Low Dose Naltrexone (LDN)
The following discussion of Low Dose Naltrexone (LDN)is presented for informational purposes only. Since LDN is often mentioned on the Yahoo SCD list serve, email@example.com. SCDWiki felt that persons might want to be informed about the subject. This article is not intended as medical advice nor is any opinion offered about whether or not to use LDN. Considering whether to use LDN or not is a decision that should only be made in consultation between a person and their physician.
Naltrexone is a well known, FDA approved, prescription drug. Since Naltrexone is an opioid antagonist, it's FDA approved use is for treating drug and alcohol dependence.
However, Low Dose Naltrexone has been found by some doctors to be very useful in treating a wide range of other diseases that have auto-immune components including: Crohn's disease, ulcerative colitis, HIV, fibromyalgia and some cancers.
The problem is that using LDN for treatment other than for drug and alcohol dependence are "off-label" uses. "Off-label means that these are not applications that have been officially sanctioned by the FDA. Large scale clinical trials are needed for official FDA approval of low dose naltrexone to treat these other conditions.
Here is the problem, the pharmaceutical manufacturers, who usually sponsor these clinical trials have no incentive to invest in the required large scale trials. Clinical trials are expensive. Naltrexone is an old drug. The patents have expired. LDN no longer exclusively belongs to any one company. As a result, there is competition and the profit margin on LDN is low, too low to cover the costs of a clinical trial. Furthermore, the drug companies are concerned that LDN might replace some of their more profitable drugs, drugs in which they have made a significant investment and that are currently FDA approved for the above ailments.
As a result of this dilemma, there is a movement within the medical profession to get Low Dose Naltrexone approved for a wide variety of uses. There have been some small scale studies. Part of the problem is the wide spectrum of conditions that it is believed that the use of LDN would benefit. Current FDA procedures favor a narrow application of usage for a drug. Some believe that even aspirin would have problems gaining FDA approval today because aspirin has a benefit over a wide range of medical situations.
Some have written that in LDN for Crohn's or Ulcerative Colitis, the cream form is preferred. Some have posted that the dose that they had been taking may be too high. In addition, LDN users must be gluten free (no problem here - SCD is definitely gluten free), and not have a yeast problem.
Below are two websites about low dose naltrexone where you can get information about the drug and lists sources of how and where to obtain it. Be informed so that you can discuss the situation with your doctor. Some on the list serve, firstname.lastname@example.org believe that the ultimate treatment is LDN and SCD. All medical decisions such as low dose naltrexone should be discussed with your physician.
www.ldnscience.org - Doctors studying Low Dose Naltrexone
How do I know if I need to take LDN?
Answer - If the diet alone does not seem to be working as optimally as you would wish, and you have other issues (for example, asthma, rheumatoid arthritis or other auto-immune symptoms) it is very likely that LDN will help you.
Since the private drug companies are not interested, slowly, the government (NIH) is funding some LDN studies.

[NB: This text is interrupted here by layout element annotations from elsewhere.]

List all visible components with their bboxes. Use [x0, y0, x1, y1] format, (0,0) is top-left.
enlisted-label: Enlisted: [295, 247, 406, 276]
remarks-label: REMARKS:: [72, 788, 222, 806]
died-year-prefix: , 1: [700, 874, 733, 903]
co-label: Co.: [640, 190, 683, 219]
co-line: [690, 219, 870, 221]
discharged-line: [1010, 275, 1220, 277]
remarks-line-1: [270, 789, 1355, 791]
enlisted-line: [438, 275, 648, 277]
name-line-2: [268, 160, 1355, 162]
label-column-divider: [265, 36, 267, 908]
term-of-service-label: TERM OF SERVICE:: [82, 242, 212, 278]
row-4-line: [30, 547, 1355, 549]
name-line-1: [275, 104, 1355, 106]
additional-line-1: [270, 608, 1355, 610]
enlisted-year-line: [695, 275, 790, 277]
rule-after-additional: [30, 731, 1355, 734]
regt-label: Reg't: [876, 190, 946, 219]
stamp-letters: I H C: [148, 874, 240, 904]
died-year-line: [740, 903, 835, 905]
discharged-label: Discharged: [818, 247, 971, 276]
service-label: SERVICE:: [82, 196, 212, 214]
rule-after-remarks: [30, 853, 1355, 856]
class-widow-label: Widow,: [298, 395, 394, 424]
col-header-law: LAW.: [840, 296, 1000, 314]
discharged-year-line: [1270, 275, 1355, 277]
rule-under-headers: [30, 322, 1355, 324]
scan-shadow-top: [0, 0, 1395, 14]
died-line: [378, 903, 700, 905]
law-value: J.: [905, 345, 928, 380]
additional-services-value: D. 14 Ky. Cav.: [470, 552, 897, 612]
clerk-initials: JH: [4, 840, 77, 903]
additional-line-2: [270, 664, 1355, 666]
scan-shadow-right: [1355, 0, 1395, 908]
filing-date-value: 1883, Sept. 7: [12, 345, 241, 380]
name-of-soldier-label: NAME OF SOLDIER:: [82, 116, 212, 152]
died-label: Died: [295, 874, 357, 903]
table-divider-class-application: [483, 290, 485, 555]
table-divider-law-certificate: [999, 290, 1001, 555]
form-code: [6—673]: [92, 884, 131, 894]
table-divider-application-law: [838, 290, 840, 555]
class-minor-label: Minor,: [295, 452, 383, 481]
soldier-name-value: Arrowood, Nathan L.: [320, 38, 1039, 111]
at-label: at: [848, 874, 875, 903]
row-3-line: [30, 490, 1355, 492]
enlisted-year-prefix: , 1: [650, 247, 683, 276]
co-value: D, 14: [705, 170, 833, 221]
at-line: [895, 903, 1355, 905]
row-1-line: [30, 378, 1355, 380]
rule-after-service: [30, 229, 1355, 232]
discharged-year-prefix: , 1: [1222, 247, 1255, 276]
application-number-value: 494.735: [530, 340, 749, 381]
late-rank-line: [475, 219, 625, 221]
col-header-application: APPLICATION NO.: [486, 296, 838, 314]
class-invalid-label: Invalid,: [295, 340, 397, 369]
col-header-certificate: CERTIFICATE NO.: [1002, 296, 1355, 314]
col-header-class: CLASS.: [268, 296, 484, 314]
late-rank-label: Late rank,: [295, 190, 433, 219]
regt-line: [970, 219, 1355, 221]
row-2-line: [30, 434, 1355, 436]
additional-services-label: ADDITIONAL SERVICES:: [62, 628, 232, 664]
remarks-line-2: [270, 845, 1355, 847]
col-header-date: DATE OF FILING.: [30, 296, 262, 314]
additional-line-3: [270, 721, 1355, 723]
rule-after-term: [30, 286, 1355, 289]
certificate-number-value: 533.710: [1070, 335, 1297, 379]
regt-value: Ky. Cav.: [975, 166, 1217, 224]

LDN for Crohn’s Disease—Studies at Penn State College of Medicine, Hershey, PA
Background. Dr. Jill P. Smith’s original article, "Low-Dose Naltrexone Therapy Improves Active Crohn’s Disease," was published in the Jan 11, 2007 online edition of the American Journal of Gastroenterology (2007;102:1–9) [print edition Apr '07]. This was the first clinical study of LDN published by a US medical journal. Dr. Smith, Professor of Gastroenterology at Pennsylvania State University's College of Medicine, found that two-thirds of the patients in her pilot study went into remission and fully 89% of the group responded to LDN treatment to some degree.
She concluded that “LDN therapy appears effective and safe in subjects with active Crohn’s disease.” That open-label Penn State trial demonstrated the efficacy of LDN in a small group of patients. As a result, Dr. Smith received an NIH grant that permitted the more definitive Phase II placebo-controlled clinical trial.
Phase II. Dr. Smith and her colleagues have now published the results of their Phase II study of 40 adults with Crohn’s disease, “Therapy with the Opioid Antagonist Naltrexone Promotes Mucosal Healing in Active Crohn’s Disease: A Randomized Placebo-Controlled Trial”, in the online journal Digestive Diseases and Sciences, March 8, 2011.
The 4.5mg daily dose of naltrexone proved to have very positive results, with significant improvements in the Crohn’s Disease Activity Index scores and with substantial healing demonstrated by endoscopy.
In December 2012, there has been some writing on the yahoo list serve that the researchers are reconsidering this dosage (4.5mg) as too high and are shifting to 3 mg.